At one point in his interview, then-Rep. Elaine Luria (D.-Va.), a Navy veteran, asked Milley if he had ever considered whether Flynn should continue to receive his government retirement benefits after, she said, choosing to “not uphold his oath” to the U.S. Constitution.
Milley responded that the issue had been raised after a few retired senior officers criticized Trump in opinion pieces published by media outlets. Without identifying who broached the subject, Milley said that senior U.S. officials during the Trump administration wanted to know if they could be brought back to active duty and punished.
“You know, make him walk the plank sort of thing, right?” Milley said. “I advised them not to do that because that would further politicize, in my personal view.”
Milley said it also would be a “giant step” to bring Flynn back to active duty to court-martial him.
“I’m not saying it can’t be done or shouldn’t be done,” Milley said, according to the transcript. “I’m just saying that it would be a presidential decision. It would need to be rigorously thought out, with … all the costs and risks and benefits, not something that should be done lightly.”
The chairman said he had concerns about a number of things he heard in 2020, so much so that he questioned a Trump administration official who had been installed at the Pentagon, Kash Patel, as to whether he would be appointed in the closing weeks of the administration to a more senior position in the FBI or CIA. The exchange, Milley said, came while they were both in a luxury box at the annual Army-Navy football game.
“I said in perhaps a voice that was louder than maybe I should have … ‘So Kash, which one are you going to get, CIA or FBI?’” Milley recalled. “It was a moment in time, just a comment. … I’ve got a lot of faults and flaws, as we all do as human beings, and one of them sometimes is I probably make some remarks that can be interpreted as caustic, and perhaps that was one of those moments.”

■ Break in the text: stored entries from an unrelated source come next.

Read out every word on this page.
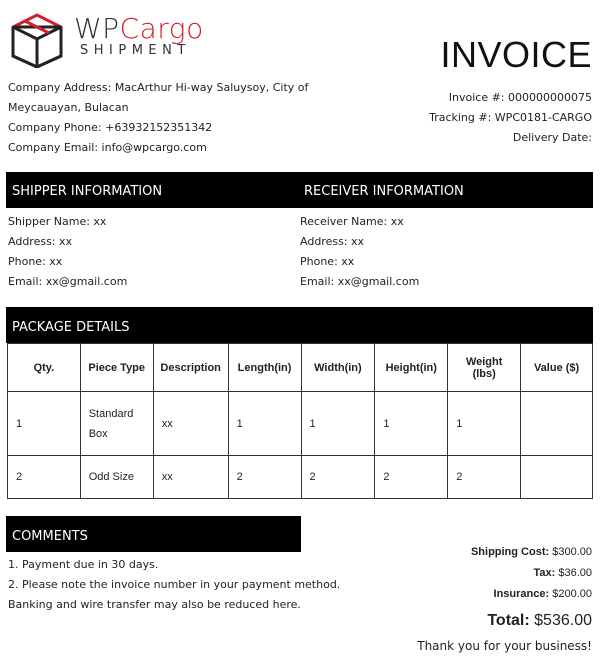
WPCargo
SHIPMENT
Company Address: MacArthur Hi-way Saluysoy, City of
Meycauayan, Bulacan
Company Phone: +63932152351342
Company Email: info@wpcargo.com
INVOICE
Invoice #: 000000000075
Tracking #: WPC0181-CARGO
Delivery Date:
SHIPPER INFORMATION	RECEIVER INFORMATION
Shipper Name: xx
Address: xx
Phone: xx
Email: xx@gmail.com
Receiver Name: xx
Address: xx
Phone: xx
Email: xx@gmail.com
PACKAGE DETAILS
Qty.	Piece Type	Description	Length(in)	Width(in)	Height(in)	Weight (lbs)	Value ($)
1	Standard Box	xx	1	1	1	1	
2	Odd Size	xx	2	2	2	2	
COMMENTS
1. Payment due in 30 days.
2. Please note the invoice number in your payment method.
Banking and wire transfer may also be reduced here.
Shipping Cost: $300.00
Tax: $36.00
Insurance: $200.00
Total: $536.00
Thank you for your business!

The transcript highlights that Milley has worked through one of the most trying terms as chairman of the Joint Chiefs in years, said Peter Feaver, a Duke University professor who studies civil-military relations.
“When you’re evaluating him, you have to evaluate on the difficulty of the dive,” Feaver said. “You can’t say he kicked up splash, so he did poorly. He was forced to do a dive that was way more difficult than many other chairmen had to do.”
One of the reasons Milley has come into political crosshairs is that he spoke with several authors who wrote books about Trump, Feaver said.
“They don’t have a valid critique for what he did,” Feaver said of Milley’s critics. “But they’re on stronger ground to criticize that he talked about it.”